REPUBLIKA.CO.ID, Sejak kelahirannya 14 Mei 1948, Negara Israel secara tegas menyatakan bahwa salah satu dasar pendirian Negara tersebut adalah hak sejarah (historical right).
Mereka merasa berhak atas wilayah yang mereka tinggalkan sekitar 1900 tahun yang lalu, sebab mereka pernah berkuasa dalam beberapa periode di wilayah yang juga mencakup Yerussalem Timur itu.
Sebagai implementasinya, mereka sejak awal-awal pendirian Negara mengesahkan hukum Kembali (law of return), yakni hak setiap orang yang memiliki nenek atau kakek Yahudi untuk menjadi warga Negara Israel secara otomatis begitu mereka tiba di Israel.
Kaitan masa lalu juga ternyatakan secara simbolik namun cukup jelas dalam lambang Negara Menorah. Mengutip wikipeedia, menorah adalah kata bahasa Ibrani untuk kandil atau kaki dian disebut juga "kaki pelita" atau "pelita" saja; bahasa Ibrani: מנורה - menôrâh.
Dalam rangka pembangunan kemah suci memerintahkan untuk membuat sebuah "menorah", yaitu "kandil" atau "kaki pelita", berhias terbuat dari emas. Sidang Parlemen Sementara Israel pada 1948, menyuarakan harus ada hubungan yang tegas antara masa lalu dan sekarang.
Israel modern dalam logika ini adalah kontinuitas sejarah dari kekuasaan Israel Kuno. Menorah adalah sarana ritual Yahudi yang ditempatkan pada holy of holiest yakni ruang utama kuil Sulaiman. Penopang Menorah pun harus ada kaitan dengan Raja Titus Romawi yang memuluhlantahkan Yahudi di Yerussalem tahun 70 Masehi dengan maksud memberikan arti bahwa Israel sekarang tak lain adalah kebangkitan Israel Kuno yang dihancurkan tersebut.
Romantisme ekstem inilah barangkali salah satu faktor penjelas bagi ambisi Israel mengubah Yerussalem menjadi Yahudi.

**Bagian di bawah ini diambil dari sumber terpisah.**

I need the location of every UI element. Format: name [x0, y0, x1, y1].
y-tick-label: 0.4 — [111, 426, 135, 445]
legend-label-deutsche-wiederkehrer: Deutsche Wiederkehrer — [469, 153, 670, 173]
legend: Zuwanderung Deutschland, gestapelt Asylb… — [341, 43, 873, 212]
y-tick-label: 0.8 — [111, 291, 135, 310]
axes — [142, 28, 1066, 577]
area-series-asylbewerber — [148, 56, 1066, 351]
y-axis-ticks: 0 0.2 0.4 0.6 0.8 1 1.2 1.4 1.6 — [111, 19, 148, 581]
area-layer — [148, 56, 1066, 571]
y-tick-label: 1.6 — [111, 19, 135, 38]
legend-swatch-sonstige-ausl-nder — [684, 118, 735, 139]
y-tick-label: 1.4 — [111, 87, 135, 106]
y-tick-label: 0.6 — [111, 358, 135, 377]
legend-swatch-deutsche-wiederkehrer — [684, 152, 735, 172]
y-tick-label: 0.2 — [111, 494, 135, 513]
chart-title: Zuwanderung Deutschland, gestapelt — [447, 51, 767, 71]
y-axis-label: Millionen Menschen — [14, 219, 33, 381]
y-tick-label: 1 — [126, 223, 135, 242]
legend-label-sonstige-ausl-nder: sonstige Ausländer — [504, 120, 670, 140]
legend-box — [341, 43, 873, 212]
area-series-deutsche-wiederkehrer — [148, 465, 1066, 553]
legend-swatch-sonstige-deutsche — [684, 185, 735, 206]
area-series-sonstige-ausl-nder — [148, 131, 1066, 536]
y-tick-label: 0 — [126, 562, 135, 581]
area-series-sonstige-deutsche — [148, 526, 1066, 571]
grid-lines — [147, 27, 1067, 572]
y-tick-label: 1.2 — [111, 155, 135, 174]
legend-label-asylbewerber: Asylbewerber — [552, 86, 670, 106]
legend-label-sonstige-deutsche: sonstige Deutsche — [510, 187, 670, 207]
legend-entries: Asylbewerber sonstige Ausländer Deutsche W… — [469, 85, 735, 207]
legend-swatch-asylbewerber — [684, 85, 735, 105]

Mereka memaksakan masa lalu itu hadir “sempurna” di masa sekarang dengan menggunakan hampir segala cara. Mereka tidak bersedia mengakui realitas yang telah berubah, padahal perubahan adalah sesuatu yang niscaya.
Pada 2007 lalu misalnya, Israel menggelontorkan anggaran 1,45 miliar dolar AS untuk menciptakan realitas Yahudi di Yerussalem. Jumlah itu luar biasa besar apabila menilik luas wilayah dan jumlah penduduk kota suci itu. Pengalaman menunjukkan secara jelas bahwa politik Israel untuk menciptakan realitas di Yerussalem selama ini selalu menjadi penghambat proses perdamaian.
Pembangunan pemukiman secara besar-besaran di Jabal Abu Ghonim yang dilakukan pada masa Netanyahu dan Ehud Barak menjadi salah satu sebab tersendat-sendatnya proses perundingan Syarm al-Syeikh I dan II. Bahkan turut andil dalam menggagalkan perundingan akhir di Camp David, Maryland, sebab selama proses perundingan Arafat selalu memprotes politik pemaksaan realitas oleh Israel.
Pembangunan pemukiman di wilayah antara Betlehem dan Yerussalem Timur (al-Quds al-Syarqiyah/al-Qadimah) tersebut bertujuan untuk mengisolasi penduduk Arab Yerussalem Timur dari penduduk Arab yang lain, sekaligus melengkapi pemukiman melingkar di pinggiran kota itu
Israel kemudian memikirkan strategi untuk menguasai Yerussalem yang Arab baik secara demografis maupun identitas. Kebijakan yang secara kontinyu diambil pemerintah Israel sejak Levi Eshkol, Golda Meir, Yitzhak Rabin pertama hingga sekarang adalah penciptaan realitas demografis dan identitas Yahudi di Yerussalem dengan terus menunda perundingan mengenai persoalan tersebut.
Tujuannya tidak lain adalah mengubah identitas dan demografi kota Yerussalem yang Arab menjadi Yahudi sebelum terjadinya kesepakatan dalam perundingan dengan Palestina. Inilah kenapa kemudian zionis Israel bersikeras memindahkan ibu kota mereka dari Tel Aviv ke Yerusalem.